Выбрать главу

— Что это значит? — напала она на него. — Меня систематически терроризируют, а все, что ты можешь сказать, это «Ах, вот оно что».

— Мальчику тринадцать лет и ему не нравится мачеха. Вполне нормально, что зная твои слабые места, он пытается вывести тебя из равновесия. Ты сама можешь решать, как реагировать на его провокации.

С каждым словом Жаклин все больше повышала голос.

— Я что выгляжу так, будто хочу подискутировать с тобой о воспитании детей?

Пьер чувствовал, что она готова была расплакаться. Жаклин просто не была загружена работой. С ее безрассудной любовью к собаке, курсами от аэробики до ухода за декоративными растениями и всеми этими ощущениями, что ей угрожает опасность, она производила на него впечатление богатой, разведенной, одинокой женщины.

— Хорошо, входи.

Он пошел вперед в гостиную.

— Сейчас немного рановато, но я дам тебе брэнди.

— Если бы я хотела выпить алкоголя, я вы воспользовалась баром Майка, у него там больше промилле, чем у тебя пациентов.

Пьер знал о привычке Майка выпить и вынужден был согласиться с Жаклин.

— Ну, хорошо, тогда успокоительное.

Жаклин схватилась обеими руками за волосы.

— Мне нужно что-нибудь покрепче,— взмолилась она.

Он посмотрел в ее сверкающие безумием глаза, которые подходили такому человеку как Жаклин примерно так же как боксерский нос члену дворянского сословия.

— Может чашечку какао? — провоцирующе спросил он.

— Не прикидывайся дураком, больше чем ты есть. Не надо меня обманывать, я знаю, что у тебя дома есть небольшой запас опиума.

— Да, для Эдит. Если ей срочно понадобится.

— Ну вот, а теперь мне срочно понадобилось,— крикнула она и начала ходить кругами.

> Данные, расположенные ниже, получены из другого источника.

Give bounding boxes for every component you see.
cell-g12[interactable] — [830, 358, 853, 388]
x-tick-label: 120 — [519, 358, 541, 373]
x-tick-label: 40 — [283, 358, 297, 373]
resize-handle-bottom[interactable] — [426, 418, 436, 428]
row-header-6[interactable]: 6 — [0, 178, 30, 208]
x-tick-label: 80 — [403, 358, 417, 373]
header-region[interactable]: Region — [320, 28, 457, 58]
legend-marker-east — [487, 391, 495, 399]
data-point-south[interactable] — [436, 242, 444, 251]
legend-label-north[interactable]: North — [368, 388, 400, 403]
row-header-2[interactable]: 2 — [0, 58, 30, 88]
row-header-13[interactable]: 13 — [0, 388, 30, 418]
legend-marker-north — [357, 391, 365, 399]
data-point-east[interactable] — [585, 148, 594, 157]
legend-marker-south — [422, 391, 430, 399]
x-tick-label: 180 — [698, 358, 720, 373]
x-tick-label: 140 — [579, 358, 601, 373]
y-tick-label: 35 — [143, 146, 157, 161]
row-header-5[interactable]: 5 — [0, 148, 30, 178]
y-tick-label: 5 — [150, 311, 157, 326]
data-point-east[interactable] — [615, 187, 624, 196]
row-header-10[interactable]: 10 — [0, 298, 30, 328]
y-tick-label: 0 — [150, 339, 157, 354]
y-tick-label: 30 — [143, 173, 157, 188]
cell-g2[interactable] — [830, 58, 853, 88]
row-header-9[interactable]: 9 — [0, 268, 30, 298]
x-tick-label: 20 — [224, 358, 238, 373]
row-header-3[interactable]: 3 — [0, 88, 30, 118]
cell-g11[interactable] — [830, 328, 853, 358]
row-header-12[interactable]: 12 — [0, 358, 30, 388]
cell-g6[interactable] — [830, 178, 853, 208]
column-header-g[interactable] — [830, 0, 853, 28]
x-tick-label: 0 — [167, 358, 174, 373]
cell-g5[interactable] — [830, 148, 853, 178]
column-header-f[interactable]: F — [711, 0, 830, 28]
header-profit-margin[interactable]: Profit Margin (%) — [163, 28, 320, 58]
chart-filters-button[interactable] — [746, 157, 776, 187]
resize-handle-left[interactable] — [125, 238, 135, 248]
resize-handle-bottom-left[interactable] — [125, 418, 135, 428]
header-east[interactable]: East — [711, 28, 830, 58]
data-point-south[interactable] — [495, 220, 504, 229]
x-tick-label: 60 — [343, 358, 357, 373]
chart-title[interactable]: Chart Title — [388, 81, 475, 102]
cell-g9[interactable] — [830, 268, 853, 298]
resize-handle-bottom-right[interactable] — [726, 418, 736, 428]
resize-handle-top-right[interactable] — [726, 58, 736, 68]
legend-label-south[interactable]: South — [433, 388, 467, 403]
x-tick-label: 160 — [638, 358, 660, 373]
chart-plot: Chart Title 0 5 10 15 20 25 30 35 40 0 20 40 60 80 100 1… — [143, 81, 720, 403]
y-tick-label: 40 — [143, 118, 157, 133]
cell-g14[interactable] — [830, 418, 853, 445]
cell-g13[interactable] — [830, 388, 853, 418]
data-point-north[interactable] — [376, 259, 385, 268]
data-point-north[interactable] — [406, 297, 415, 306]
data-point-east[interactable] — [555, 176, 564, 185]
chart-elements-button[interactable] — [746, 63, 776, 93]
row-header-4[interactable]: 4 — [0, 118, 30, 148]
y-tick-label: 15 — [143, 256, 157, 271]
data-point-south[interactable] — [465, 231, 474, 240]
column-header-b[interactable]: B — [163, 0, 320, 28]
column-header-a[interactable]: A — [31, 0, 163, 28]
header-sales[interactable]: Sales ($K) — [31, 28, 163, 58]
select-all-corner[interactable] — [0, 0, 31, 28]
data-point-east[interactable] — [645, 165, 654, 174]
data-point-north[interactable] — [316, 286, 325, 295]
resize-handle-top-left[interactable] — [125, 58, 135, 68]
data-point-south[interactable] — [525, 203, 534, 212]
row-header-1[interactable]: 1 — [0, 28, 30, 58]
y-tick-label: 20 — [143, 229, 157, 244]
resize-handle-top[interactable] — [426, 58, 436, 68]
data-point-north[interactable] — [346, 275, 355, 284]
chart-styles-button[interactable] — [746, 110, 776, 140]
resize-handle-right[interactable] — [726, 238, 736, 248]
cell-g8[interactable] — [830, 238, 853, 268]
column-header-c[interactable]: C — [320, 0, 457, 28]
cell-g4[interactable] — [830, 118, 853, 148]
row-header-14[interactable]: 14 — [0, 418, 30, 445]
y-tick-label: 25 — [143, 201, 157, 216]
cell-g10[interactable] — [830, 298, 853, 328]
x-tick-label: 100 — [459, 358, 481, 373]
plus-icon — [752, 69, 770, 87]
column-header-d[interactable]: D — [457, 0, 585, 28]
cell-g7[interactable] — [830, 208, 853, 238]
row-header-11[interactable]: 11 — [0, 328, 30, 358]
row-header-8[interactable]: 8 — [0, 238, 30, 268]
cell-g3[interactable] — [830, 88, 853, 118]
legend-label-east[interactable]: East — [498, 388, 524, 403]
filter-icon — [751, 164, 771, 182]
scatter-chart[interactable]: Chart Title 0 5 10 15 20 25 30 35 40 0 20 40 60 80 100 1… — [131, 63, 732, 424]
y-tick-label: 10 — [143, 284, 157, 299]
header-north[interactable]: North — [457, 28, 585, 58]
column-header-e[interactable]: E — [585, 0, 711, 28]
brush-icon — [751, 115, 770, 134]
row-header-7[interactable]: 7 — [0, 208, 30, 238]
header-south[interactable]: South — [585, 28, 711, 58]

— Кстати, Лея переодевается наверху. Мы собираемся на кладбище.

Пьер знал, что присутствие Леи успокоит его взволнованную посетительницу. Странно, сколько усилий прикладывали некоторые люди, чтобы сохранить лицо. Жаклин работала над своим фасадом дольше и труднее, чем строители пирамиды Хеопса, а то, что она показывала ему свое истинное лицо, было связано исключительно с профессией Пьера. Так уж повелось, что все грехи и слабости мира рано или поздно оказывались либо в исповедальне, либо в суде или у врача.

— Правда, Пьер,— прошептала она, схватила его руки своими ледяными руками и, казалось, примерзла к ним. — Я должна что-то принять. Должна, должна, должна, иначе я просто не вынесу всего этого.

Она говорила как тогда, в две тысячи третьем году, после возвращения из Голливуда. Почти четырнадцать лет она провела там среди иллюзий о вечной молодости, красоте и стройности, вынуждена была справляться с сильным психологическим давлением, направленным на достижение успеха и носила с собой таблетки для похудания и пакетики с белым порошком. Короче говоря, жила жизнью метеора, падающей звезды. Уже тогда Жаклин была «развалиной», и после долгих уговоров, Пьеру наконец удалось убедить ее обратиться за помощью в наркологическую клинику.

— Четыре месяца назад ты обещала мне окончательно завязать с этим,— заклинал ее Пьер. — И теперь ты хочешь сдаться, только из-за издевательств подростка?

Она в отчаянии покачала головой.

— Пожалуйста, Пьер, ради старой дружбы.

— По старой дружбе, и не только по этому, я не дам тебе морфий.

— Хочешь, чтобы я вернулась к нелегальным веществам? Хочешь, чтобы я снова достала себе пакетики? Ты же знаешь, что произойдет, если я ничего не приму. Вспомни, что было четыре месяца назад. Если не дашь мне морфий, будешь сам виноват, если это снова произойдет. Ну а раз уж мы заговорили о вине...

Жаклин сделала несколько шагов назад с коварным выражением лица, заставившим его догадаться, какую подлость она собиралась сделать.

— А кто вообще познакомил меня с этими вещами? Кто, тогда, после смены политического строя, уговаривал меня попробовать чудесный, чистый белый порошок? Я все помню в деталях. Мы были во «дворце», цвели первые подснежники, это было в феврале, на улице было холодно, и ты сказал: «Порошок сделает мир теплым и красочным, подснежники начнут звенеть». Тогда я еще подумала: «Ну, если это говорит тихий, спокойный, милый и безобидный Пьер, то тогда...»

— Хватит,— прервал он ее. — Это была ошибка. Именно потому, что для всех я был просто тихим и милым Пьером, я хотел сделать что-нибудь запрещенное.